The rest of the preview doesn’t give you a lot more in the way of clues. It cuts off on the word ‘maybe.’ Maybe. In this scattered state, you swing back and forth on what your future looks like. Maybe you’ll be comfortable, second job in hand, doing what you actually want to do with your career, or maybe you’ll still be searching for something that seems forever out of reach. 

The tightness in your chest coils in on itself, ready to snap. If you don’t open the email you’ll never have to know.

Fuck it. 

You dive head first into opening a new tab and loading up your inbox.
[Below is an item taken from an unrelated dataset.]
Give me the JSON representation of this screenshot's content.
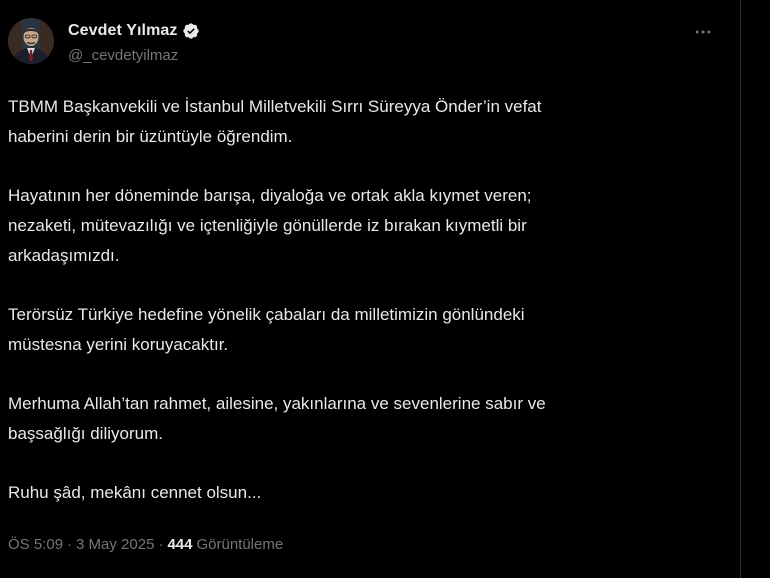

The first thing you notice — and you have to take a second to really comprehend it — is the fact that this email was clearly written by Robbie, not some pre-generated message sent out with just your name subbed in.

Your heart beats a rhythm underneath the words.

I had a great time interviewing you today. I’ve read through your previous articles and I think you show great potential. With some guidance, who knows? -- maybe you’ll be the next Arnold Sibert. 

Which is to say, I’m more than happy to offer you a position at the Bugle. I can see you’ve got a lot of things to tell the world, even if your portfolio doesn’t always show that off. I assure you, working with us will get you to develop that voice of yours in no time.

You'll make a great addition to the team. I'll shoot over a contract once you're ready.

Your grin grows with every word you read, and for the second time that day, you can’t keep the smile off your face. You kick your feet against your mattress and let out an emphatic “Yes!” to no one in particular.

You sit up, tossing your laptop next to you on your bed and grab for your phone again.

Before you do anything, before you reply back to Robbie, before you reread the email to make sure that yes, indeed, you really got the job, you open up your phone to your messages with Peter.

You quickly tap out a text.

Guess who just became your coworker !!

After a moment or two, you see three dots bouncing. Just as soon as they appear, they vanish, then pop up again and stay there, longer this time, the ellipsis almost agonising amidst your joy.

Heyyy congrats dude!

He accompanies the message with a sticker of a cartoon duck wearing a party hat and blowing a party horn, streamers and confetti falling down around it. You laugh out loud to yourself and send back a thanks.

You turn your phone off and fall back down onto your bed.

The smile on your face relaxes as you stare up at the ceiling. It seems further away somehow, the old stucco and mysterious stains (kudos to the upstairs neighbour) having retreated to leave you some room to actually breathe. Your future, the possibilities, the opportunities, fill up the empty space between you and it. They float around the room.

The tightness in your chest unfurls. 

You breathe.

Notes:

remember last chapter when i said that chapter 4 is a short one so it should come out quickly? and then i still took like six months to write it?? hahahahhahahahaha. ahaha. ha. anyways. so it looks like chapter 5 is gonna be long one. like a loooong one. so i’ll see you guys in like….two years, i think?

(honestly i think i was undershooting when i said this fic would be done in 2026 💀💀)

nevertheless, thanks for reading! i hope you have a good day/night/whatever!!